Groundwater Use

Although groundwater is a less visible resource, it is vital to those who use it as a source of drinking water, for heating and cooling.
A spring in Folldal that provides drinking water to cottage owners. Photo: Bjørn Frengstad, NGU

In Norway about 15 % of water supply is based on groundwater. This is rather low compared to many other European countries: Denmark, Austria and Iceland use groundwater for more than 95 % in their water supply.  The reason for the limited use of groundwater is ready access to abundant fresh surface water in Norway. However, recently groundwater is increasingly being used in rural areas where water quality and sanitation may be of concern, and because groundwater is often more economical.

Groundwater can be extracted through drilled wells in bedrock and tube wells in unconsolidated sediments. A well drilled in bedrock must be deep enough to ensure a stable inflow of water, even during long, dry periods. Because the most common rocks in Norway are non-porous, a bore well must cross one or more water-bearing fractures in order to produce water. Groundwater from in hard rock is usually used to supply smaller freshwater facilities and homes. Tube wells, forced through soil, gravel or sand usually provide larger volumes of water than bore wells. Tube wells are fitted with customized screens which prevent sediment from entering the water in well.

Groundwater is not just for drinking - 40% of the wells drilled in Norway each year are used for the public water supply. Groundwater is also used for irrigation, in aquaculture, and increasingly for renewable energy production using heat pumps. Its heating capacity makes groundwater ideal for use as an energy source both for heating and for cooling of houses and industrial buildings.
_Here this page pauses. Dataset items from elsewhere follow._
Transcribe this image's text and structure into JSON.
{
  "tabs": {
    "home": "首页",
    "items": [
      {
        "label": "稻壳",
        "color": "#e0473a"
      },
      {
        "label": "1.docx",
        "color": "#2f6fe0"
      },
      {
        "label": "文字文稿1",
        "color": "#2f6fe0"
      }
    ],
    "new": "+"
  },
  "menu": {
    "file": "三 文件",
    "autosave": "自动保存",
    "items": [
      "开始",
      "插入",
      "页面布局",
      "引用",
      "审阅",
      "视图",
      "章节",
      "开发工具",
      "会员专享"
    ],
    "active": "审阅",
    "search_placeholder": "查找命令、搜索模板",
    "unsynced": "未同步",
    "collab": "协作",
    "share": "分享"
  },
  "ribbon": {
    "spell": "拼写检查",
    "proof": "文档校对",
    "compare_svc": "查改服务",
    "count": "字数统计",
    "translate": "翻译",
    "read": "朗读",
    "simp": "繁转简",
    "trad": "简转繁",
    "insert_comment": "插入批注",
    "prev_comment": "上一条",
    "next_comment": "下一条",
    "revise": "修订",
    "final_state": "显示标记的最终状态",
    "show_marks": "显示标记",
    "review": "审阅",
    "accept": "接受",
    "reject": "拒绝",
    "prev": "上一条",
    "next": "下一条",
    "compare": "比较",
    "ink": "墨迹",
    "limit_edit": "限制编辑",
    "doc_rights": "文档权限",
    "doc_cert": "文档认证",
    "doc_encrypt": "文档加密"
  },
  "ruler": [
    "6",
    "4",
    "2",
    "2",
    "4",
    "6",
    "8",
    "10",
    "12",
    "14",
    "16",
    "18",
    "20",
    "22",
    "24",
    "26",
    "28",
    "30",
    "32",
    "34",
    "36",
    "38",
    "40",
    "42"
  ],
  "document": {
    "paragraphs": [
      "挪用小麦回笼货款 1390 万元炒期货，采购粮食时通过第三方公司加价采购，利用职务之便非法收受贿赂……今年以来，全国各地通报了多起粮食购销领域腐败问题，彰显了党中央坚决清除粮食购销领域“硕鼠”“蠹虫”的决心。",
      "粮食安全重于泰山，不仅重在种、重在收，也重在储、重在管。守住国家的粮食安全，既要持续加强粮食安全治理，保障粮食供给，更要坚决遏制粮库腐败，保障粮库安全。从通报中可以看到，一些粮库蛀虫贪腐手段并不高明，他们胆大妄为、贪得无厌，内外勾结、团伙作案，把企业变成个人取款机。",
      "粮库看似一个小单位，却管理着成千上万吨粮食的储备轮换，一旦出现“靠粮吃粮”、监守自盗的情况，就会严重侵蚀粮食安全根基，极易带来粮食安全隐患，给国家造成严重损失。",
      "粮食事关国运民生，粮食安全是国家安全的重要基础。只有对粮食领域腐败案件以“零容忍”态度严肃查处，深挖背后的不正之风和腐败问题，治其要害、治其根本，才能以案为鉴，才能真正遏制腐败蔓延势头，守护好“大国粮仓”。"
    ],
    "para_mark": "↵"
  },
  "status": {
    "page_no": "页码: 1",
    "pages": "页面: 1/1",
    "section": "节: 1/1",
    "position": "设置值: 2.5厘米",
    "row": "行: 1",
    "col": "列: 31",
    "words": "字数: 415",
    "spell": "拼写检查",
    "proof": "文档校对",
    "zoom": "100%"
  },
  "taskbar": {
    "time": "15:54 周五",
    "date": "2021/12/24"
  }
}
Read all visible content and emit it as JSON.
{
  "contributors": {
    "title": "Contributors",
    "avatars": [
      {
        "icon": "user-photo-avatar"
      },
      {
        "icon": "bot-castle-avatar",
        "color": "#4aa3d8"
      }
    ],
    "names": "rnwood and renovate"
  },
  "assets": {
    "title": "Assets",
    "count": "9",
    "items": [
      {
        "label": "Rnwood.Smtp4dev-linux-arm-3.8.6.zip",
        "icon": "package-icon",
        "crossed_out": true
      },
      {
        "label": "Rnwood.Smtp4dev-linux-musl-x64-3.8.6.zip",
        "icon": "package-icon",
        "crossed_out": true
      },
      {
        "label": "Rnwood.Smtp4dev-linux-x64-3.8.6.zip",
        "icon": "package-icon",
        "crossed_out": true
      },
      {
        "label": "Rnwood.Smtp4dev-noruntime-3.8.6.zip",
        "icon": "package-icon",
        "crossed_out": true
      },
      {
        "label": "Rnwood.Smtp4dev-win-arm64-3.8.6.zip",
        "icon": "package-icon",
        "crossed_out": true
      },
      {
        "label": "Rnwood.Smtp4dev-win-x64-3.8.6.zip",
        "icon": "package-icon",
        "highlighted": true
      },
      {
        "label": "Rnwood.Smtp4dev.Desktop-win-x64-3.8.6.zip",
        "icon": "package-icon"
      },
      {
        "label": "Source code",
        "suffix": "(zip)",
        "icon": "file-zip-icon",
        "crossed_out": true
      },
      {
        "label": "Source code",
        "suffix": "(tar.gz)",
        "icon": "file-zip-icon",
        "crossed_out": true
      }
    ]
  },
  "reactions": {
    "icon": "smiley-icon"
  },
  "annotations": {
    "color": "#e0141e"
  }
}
Does a landowner have rights to the groundwater under the surface, to be used as they wish? According to Water Resources Act, the landowner owns the groundwater underneath the surface, but their access to it is limited. Regulations and licensing obligations related to use of groundwater can be found in the Water Resource Act (NVE Facts No. 6 2002). Landowners are free to extract water for their households, including livestock and irrigation of crops. For any water withdrawal that exceeds this, the landowner must apply to NVE for a license. Withdrawing water for domestic use may also be a matter of concern if nearby waterways is affected. The rate at which groundwater is withdrawn should not be faster than the rate it is replaced.